The Navy’s submarine force has unique access to a critical undersea domain. The ability to rapidly deploy is a key component to the Pacific Fleet’s ability to respond to crisis and conflict throughout the Indo-Pacific region. While underway, the submarines are conducting combat readiness training and employing undersea warfare capabilities in support of a wide-range of missions. The shipyard’s ability to complete complex maintenance operations and deliver submarines back to the fleet on time, or even early, ensures that our submarine force remains ready and responsive for any tasking.
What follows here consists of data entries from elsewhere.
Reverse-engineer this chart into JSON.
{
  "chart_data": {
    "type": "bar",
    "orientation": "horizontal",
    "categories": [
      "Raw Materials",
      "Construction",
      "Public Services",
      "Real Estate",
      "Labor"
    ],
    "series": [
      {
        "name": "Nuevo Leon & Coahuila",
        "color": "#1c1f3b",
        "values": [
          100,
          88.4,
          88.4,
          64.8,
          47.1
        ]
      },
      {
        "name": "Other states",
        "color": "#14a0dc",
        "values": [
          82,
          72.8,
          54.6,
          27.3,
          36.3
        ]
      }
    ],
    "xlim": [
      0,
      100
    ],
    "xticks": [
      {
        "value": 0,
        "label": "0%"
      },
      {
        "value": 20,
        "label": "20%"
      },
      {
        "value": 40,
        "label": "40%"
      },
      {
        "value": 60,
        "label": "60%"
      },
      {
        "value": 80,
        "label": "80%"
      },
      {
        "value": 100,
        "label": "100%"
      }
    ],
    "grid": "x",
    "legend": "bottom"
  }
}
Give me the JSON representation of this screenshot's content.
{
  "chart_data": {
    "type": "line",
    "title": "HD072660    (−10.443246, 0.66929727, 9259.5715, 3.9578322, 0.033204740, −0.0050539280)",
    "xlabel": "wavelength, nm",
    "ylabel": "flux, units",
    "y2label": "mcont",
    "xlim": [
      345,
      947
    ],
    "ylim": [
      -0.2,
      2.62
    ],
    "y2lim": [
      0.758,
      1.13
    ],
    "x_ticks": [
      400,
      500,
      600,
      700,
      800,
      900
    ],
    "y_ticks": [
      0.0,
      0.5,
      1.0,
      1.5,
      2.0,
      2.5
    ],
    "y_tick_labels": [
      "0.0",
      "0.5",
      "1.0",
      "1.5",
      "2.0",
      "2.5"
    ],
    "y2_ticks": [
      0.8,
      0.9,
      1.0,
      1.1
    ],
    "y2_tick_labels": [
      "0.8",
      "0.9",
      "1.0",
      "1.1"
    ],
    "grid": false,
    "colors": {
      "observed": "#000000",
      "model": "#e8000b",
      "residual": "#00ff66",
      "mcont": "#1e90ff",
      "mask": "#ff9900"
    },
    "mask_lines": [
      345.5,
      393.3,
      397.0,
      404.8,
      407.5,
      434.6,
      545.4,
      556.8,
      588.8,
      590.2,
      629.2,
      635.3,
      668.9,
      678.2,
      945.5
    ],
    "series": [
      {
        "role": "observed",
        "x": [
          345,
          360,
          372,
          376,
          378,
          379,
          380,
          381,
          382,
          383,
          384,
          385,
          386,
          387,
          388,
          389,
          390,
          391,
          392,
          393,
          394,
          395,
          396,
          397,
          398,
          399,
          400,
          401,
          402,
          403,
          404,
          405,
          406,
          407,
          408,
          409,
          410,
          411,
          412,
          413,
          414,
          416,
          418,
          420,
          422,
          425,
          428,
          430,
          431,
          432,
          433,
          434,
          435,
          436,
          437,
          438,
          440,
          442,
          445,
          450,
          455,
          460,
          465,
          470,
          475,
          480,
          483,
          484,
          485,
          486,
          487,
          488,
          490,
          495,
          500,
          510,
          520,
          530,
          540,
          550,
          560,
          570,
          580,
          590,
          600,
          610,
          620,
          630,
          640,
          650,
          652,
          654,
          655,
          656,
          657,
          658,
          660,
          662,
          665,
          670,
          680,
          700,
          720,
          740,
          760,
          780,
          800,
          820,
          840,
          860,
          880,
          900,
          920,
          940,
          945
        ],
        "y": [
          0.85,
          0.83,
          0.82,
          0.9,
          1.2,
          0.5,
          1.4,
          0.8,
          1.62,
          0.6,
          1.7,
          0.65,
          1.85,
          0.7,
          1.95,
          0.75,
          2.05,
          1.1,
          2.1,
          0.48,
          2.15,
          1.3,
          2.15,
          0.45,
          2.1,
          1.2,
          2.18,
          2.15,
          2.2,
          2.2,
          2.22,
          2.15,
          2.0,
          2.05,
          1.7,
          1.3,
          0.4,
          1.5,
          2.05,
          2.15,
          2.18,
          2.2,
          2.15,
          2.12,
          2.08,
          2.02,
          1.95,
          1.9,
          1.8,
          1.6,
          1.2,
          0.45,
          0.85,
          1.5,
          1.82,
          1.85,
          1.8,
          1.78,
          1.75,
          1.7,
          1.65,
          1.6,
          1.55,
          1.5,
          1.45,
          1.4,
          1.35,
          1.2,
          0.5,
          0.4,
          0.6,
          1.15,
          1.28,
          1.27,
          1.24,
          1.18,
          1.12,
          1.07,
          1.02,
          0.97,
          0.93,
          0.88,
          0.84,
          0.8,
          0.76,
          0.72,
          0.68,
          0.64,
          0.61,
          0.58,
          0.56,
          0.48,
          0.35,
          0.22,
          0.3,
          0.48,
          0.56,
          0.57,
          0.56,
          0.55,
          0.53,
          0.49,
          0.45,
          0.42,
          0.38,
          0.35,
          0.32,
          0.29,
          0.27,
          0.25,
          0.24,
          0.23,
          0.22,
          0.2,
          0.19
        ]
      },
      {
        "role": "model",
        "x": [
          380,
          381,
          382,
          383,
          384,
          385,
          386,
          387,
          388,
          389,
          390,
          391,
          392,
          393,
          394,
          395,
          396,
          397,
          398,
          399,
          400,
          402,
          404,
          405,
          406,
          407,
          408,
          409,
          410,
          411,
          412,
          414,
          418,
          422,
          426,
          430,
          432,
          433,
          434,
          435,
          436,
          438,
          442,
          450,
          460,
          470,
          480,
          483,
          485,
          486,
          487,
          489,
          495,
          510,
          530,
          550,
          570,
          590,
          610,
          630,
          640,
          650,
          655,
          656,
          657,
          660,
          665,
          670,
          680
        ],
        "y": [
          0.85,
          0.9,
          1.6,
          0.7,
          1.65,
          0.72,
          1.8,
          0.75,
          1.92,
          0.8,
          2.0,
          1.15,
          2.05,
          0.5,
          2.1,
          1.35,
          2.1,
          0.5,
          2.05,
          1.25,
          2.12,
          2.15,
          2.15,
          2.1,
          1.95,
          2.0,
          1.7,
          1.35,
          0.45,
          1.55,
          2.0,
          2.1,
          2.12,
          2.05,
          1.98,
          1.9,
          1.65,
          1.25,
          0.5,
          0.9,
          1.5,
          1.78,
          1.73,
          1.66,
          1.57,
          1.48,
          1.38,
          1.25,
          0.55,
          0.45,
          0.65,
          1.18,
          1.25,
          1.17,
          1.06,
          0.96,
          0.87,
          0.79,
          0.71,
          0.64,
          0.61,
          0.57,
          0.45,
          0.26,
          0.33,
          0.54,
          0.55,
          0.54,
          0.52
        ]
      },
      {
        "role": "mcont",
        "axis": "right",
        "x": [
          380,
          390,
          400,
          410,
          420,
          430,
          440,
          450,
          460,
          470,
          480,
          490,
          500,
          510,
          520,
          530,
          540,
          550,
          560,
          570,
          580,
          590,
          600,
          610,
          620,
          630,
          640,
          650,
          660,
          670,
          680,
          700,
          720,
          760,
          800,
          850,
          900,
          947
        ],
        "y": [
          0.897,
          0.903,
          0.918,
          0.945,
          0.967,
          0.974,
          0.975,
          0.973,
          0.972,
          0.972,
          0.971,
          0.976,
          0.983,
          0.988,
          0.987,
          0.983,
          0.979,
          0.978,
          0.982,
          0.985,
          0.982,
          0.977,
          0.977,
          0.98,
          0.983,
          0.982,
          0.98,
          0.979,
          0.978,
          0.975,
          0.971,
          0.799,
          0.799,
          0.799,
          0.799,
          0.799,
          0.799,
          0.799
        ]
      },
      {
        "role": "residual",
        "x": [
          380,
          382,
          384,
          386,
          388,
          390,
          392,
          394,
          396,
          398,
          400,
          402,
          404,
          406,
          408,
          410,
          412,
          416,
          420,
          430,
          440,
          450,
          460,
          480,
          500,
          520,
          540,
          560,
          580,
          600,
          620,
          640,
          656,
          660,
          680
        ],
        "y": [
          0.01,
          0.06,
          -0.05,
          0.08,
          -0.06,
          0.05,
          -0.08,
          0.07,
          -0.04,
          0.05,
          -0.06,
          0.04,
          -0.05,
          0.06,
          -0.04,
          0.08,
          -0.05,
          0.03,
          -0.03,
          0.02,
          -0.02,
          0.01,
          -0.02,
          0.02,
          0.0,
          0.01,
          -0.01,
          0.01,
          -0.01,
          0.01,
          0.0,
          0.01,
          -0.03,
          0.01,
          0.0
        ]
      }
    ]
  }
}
“Our civilian workforce is an integral part of our Navy family. The project and the ship assembled a strong, unified team that rose to the challenge to support the fleet amidst unprecedented circumstances,” said Rear Adm. Blake Converse, commander, Submarine Force, U.S. Pacific Fleet. “I am thrilled to have this warship returned to our fleet ahead of schedule, ready to defend our interests and freedom around the world.”
The shipyard employs an extensive training and knowledge-sharing program to ensure project teams are prepared for the multi-faceted work, but during the COVID-19 pandemic, shipyard workers also fabricated more than 21,000 reusable cloth face coverings and produced hand sanitizer to help protect the workforce in addition to performing normal duties.
“Today is a phenomenal example of the essential work and critical mission we have in keeping our Navy’s ships and submarines fit to fight,” said Capt. Greg Burton, commander, PHNSY & IMF. “Even in normal conditions, this is highly-complex work with a vast project scope and many variables. We are immensely proud of our workforce and the ship’s crew for exceeding the fleet’s expectations for Missouri’s availability.”
Missouri, homeported at the historic submarine piers in Pearl Harbor, was commissioned on July 30, 2010, and is the fourth ship named in honor of the state of Missouri. It is the seventh commissioned Virginia-class submarine. Missouri was in PHNSY & IMF’s Dry Dock 1 when shipyard leaders and community stakeholders commemorated the dry dock’s 100th anniversary in August 2019.
PHNSY & IMF is a field activity of NAVSEA and a one-stop regional maintenance center for the Navy’s surface ships and submarines. It is the largest industrial employer in the state of Hawaii, with a combined civilian and military workforce of approximately 6,400. It is the most comprehensive fleet repair and maintenance facility between the U.S. West Coast and the Far East, strategically located in the heart of the Pacific, being about a week’s steaming time closer to potential regional contingencies in the Indo-Pacific.